New publication for developing novel tool to study axonal biology and pathology

Researcher in the lab

 

A novel chip for studying axonal biology and damage was developed as a part of the Centre of Excellence in Body-on-Chip Research. The research was done in the collaboration with the researchers from Neurogroup led by Adj. Professor Susanna Narkilahti, Micro-and Nanosystems research group led by Professor Pasi Kallio and Smart Photonic Materials research group led by Professor Arri Priimägi.

The developed chip allows isolated and directional axonal growth of human pluripotent stem cells (hPSC)-derived neurons that makes the research of axons more feasible. We have combined microfluidic chip with an azobenzene-based substrate material.

The structure of the 3D3C chip is presented
The figure presents a novel engineered microfluidic 3D3C chip with azobenzene‐based DR1 glass material. 3D3C chip is used to get isolated axonal growth and DR1 glass enables the directional axonal growth of human pluripotent stem cell‐derived neurons. The combination of these techniques is essential to gain a chip model for axonal injury studies. This image was originally published in Ristola et al., Advanced Materials Interfaces 2021 (DOI: 10.1002/admi.202100048) and it was distributed under the terms of the Creative Commons CC BY license.

 

In the microfluidics polydimethylsiloxane (PDMS)-based chip axons can passage between the compartments via microtunnels. Conventionally, hPSC-derived neurons tend to grow their axons in the random orientation making the axon-specific research challenging. For detailed and precise axonal studies, it is important that isolated axons would grow in the aligned, unidirectional manner, which is not achieved at least for human hPSC neurons without additional surface modifications.

To guide the axonal growth, we integrated the azobenzene-containing material DR1-glass into microfluidic chip. Azobenzene is a light-responsive material and in response to structured light irradiation, this material can reversibly change its surface topography due to azobenzene photoisomerization.

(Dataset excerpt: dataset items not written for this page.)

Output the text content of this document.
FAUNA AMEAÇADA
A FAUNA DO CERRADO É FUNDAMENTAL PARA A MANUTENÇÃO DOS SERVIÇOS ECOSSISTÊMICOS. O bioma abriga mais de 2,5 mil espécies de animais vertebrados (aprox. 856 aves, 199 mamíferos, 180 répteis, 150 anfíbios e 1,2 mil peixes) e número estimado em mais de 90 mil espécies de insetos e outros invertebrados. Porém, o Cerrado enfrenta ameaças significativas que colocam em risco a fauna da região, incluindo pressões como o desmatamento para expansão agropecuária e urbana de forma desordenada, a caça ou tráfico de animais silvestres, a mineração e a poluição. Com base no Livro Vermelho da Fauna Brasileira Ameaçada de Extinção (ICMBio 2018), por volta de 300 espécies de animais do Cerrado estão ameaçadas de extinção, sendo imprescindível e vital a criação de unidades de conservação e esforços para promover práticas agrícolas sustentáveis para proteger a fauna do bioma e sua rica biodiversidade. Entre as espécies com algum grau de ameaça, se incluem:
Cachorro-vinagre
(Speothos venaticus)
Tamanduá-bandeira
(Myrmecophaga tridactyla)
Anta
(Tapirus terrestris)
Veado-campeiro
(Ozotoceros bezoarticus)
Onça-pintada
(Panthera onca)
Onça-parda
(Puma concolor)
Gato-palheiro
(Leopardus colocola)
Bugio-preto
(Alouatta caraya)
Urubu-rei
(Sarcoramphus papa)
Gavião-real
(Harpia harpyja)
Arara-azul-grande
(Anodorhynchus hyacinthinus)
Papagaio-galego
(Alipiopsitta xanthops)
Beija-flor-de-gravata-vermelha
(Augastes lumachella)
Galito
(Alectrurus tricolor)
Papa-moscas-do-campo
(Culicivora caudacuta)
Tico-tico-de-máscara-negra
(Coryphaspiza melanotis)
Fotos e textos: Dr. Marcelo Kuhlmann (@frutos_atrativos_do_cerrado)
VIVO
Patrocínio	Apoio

Patterned nanogrooves were patterned in the DR1 glass that enabled the directional growth of the axons.

We showed that developed chip resulted superior axonal isolation and alignment in the desired direction, which  was maintained  for  at least  six weeks.  As a proof-of-concept study, we modeled axonal damage using oxygen-glucose deprivation (OGD) treatment and showed quantifiable degeneration of axons.

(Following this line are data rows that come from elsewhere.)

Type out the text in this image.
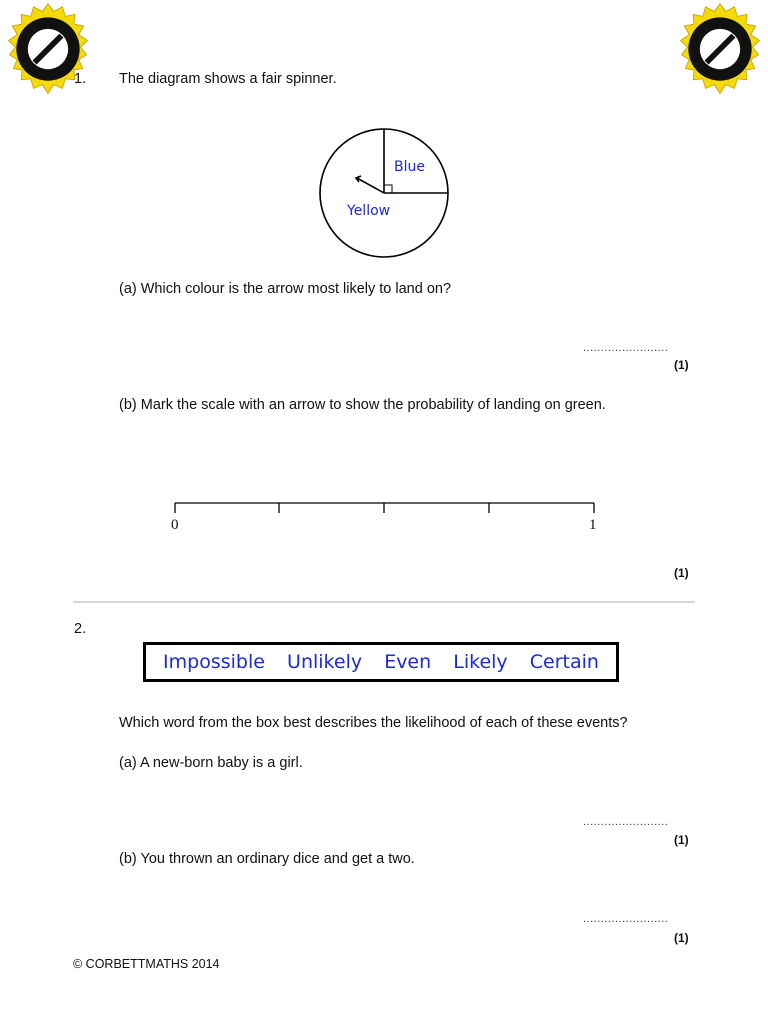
1. The diagram shows a fair spinner.
Blue
Yellow
(a) Which colour is the arrow most likely to land on?
........................
(1)
(b) Mark the scale with an arrow to show the probability of landing on green.
0	1
(1)
2.
Impossible Unlikely Even Likely Certain
Which word from the box best describes the likelihood of each of these events?
(a) A new-born baby is a girl.
........................
(1)
(b) You thrown an ordinary dice and get a two.
........................
(1)
© CORBETTMATHS 2014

This is a relevant in vitro model for axon-targeted research that combines both axonal isolation from somas using a microtunnel technique and axonal alignment using an interference lithography technique for patterned DR1-glass resulting in the compartmentalized aligned axons.

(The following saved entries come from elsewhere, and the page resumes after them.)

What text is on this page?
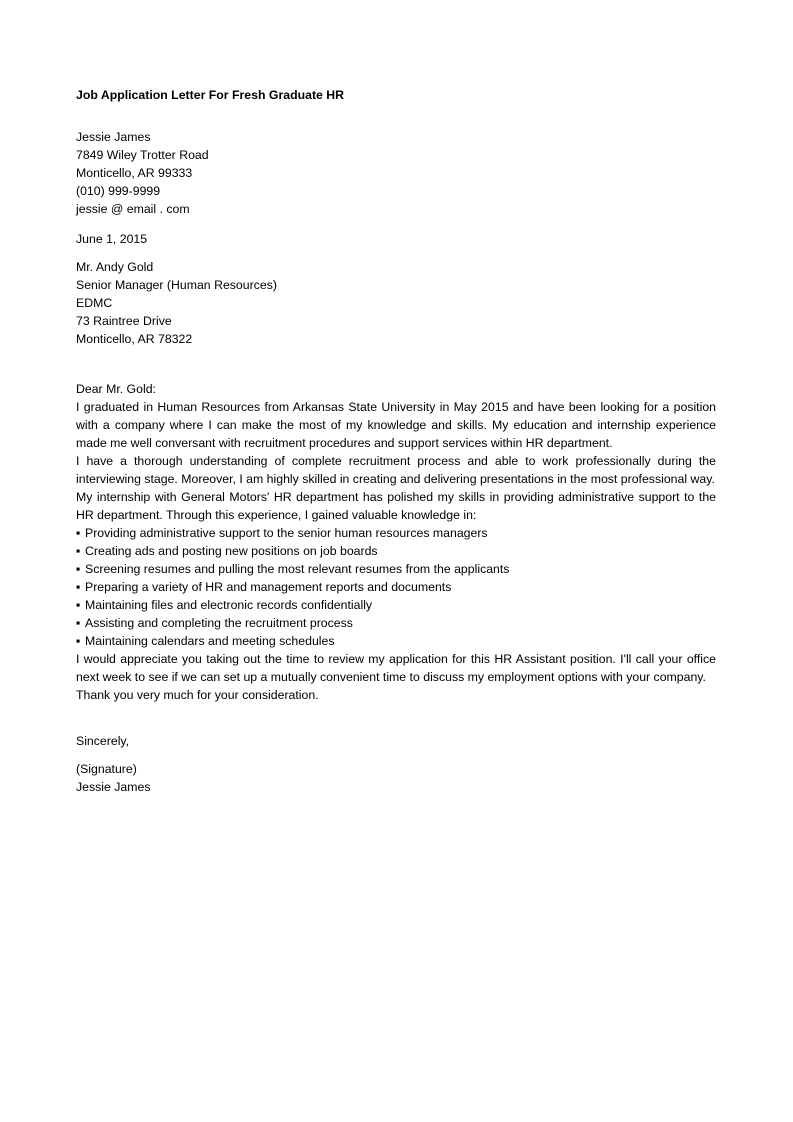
Job Application Letter For Fresh Graduate HR
Jessie James
7849 Wiley Trotter Road
Monticello, AR 99333
(010) 999-9999
jessie @ email . com
June 1, 2015
Mr. Andy Gold
Senior Manager (Human Resources)
EDMC
73 Raintree Drive
Monticello, AR 78322
Dear Mr. Gold:

I graduated in Human Resources from Arkansas State University in May 2015 and have been looking for a position with a company where I can make the most of my knowledge and skills. My education and internship experience made me well conversant with recruitment procedures and support services within HR department.

I have a thorough understanding of complete recruitment process and able to work professionally during the interviewing stage. Moreover, I am highly skilled in creating and delivering presentations in the most professional way.

My internship with General Motors' HR department has polished my skills in providing administrative support to the HR department. Through this experience, I gained valuable knowledge in:

▪ Providing administrative support to the senior human resources managers
▪ Creating ads and posting new positions on job boards
▪ Screening resumes and pulling the most relevant resumes from the applicants
▪ Preparing a variety of HR and management reports and documents
▪ Maintaining files and electronic records confidentially
▪ Assisting and completing the recruitment process
▪ Maintaining calendars and meeting schedules

I would appreciate you taking out the time to review my application for this HR Assistant position. I'll call your office next week to see if we can set up a mutually convenient time to discuss my employment options with your company.

Thank you very much for your consideration.

Sincerely,
(Signature)
Jessie James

A published paper is now available in Advanced Materials interfaces

Mervi Ristola, Chiara Fedele, Sanna Hagman, Lassi Sukki, Fikret Emre Kapucu, Ropafadzo Mzezeva, Tanja Hyvärinen, Pasi Kallio, Arri Priimagi, Susanna Narkilahti. Directional Growth of Human Neuronal Axons in a Microfluidic Device with Nanotopography on Azobenzene-Based Material. Advanced Materials interfaces2021, DOI:  10.1002/admi.202100048

This work was supported by the Academy of Finland (grants 296415, 312414, 312411, 332693, and 33070), Business Finland (Human  Spare Parts  project), the Finnish Cultural Foundation, Emil Aaltonen Foundation, Orion  Research Foundation, The  Päivikki  and  Sakari  Sohlberg  Foundation, Instrumentarium Science Foundation.